Tecrübeli teknik adam, Süper Lig'in 2. haftasında Atatürk Olimpiyat Stadı'nda oynanan ve 2-1 kazandıkları Atakaş Hatayspor müsabakasının ardından düzenlenen basın toplantısında açıklamalarda bulundu.
Galatasaray'ın genç oyuncuları transfer etme konusunda kararlı olduğunu anlatan Terim, "Genç, izlediğimiz, yetenekli oyuncuları transfer ediyoruz. Bu planımızdan vazgeçmiş değiliz. 8 Eylül'e kadar transfer devam ediyor. Bazı oyuncularımızla görüşüyoruz, bazı oyuncularımıza talep var. Bazı oyuncularımızla sonlandıracağız. Yaptığımız plan içinde bazı bonservisler yüksek gibi görünebilir ama özellikle oyuncu maaşların az olduğu bir prensiple devam ediyoruz. Başkanımız bizzat kendisi ilgileniyor. Morutan da beğendiğim bir oyuncu. Ufak tefek şeyler kaldı. Her an sonlanabilir. Yetenekli bir genci daha kadromuza katmak istiyoruz." diye konuştu.

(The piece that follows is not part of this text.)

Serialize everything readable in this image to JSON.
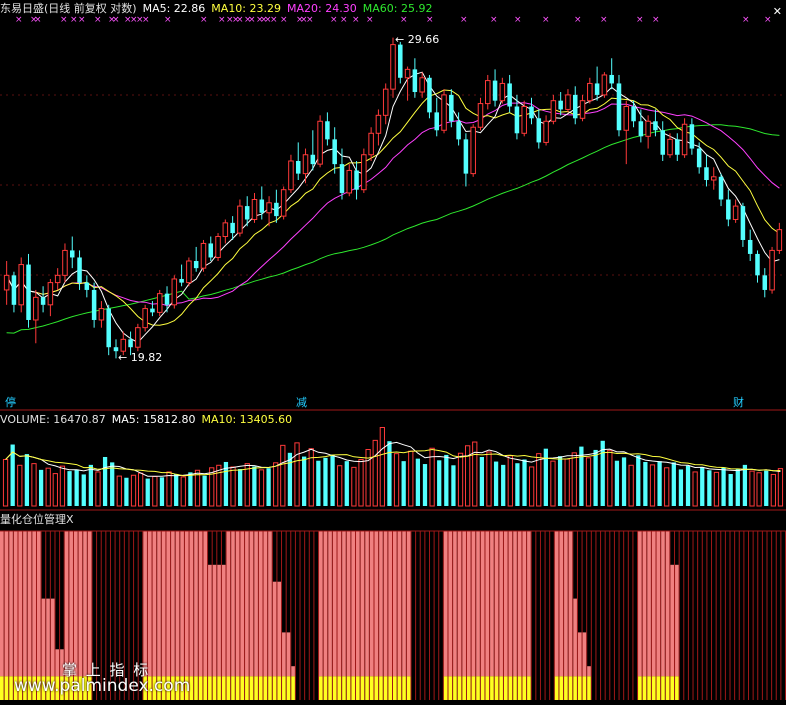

Kariyeri boyunca gençlere güvendiğini dile getiren Fatih Terim, "Türk futboluna birçok genç kardeşimizi hediye ettiğim, dokunduğum, yardım ettiğim veya vesile olduğum söylenebilir. Onları büyük oyuncu olarak görmek insanı mutlu ediyor. Gençlere çok güveniyorum. Hayatım boyunca güvendim. Yardımcılarım da genç. Ben de gençken oynadım. Ancak bu, yaş almış veya tecrübeli dediğimiz doğru ve iyi profesyonellerin bizle olmayacağı anlamına gelmesin. Ne hepsi çok tecrübeli ne de hepsi genç olur. Şimdi bu karışımın fazlası genç olacak." değerlendirmesinde bulundu.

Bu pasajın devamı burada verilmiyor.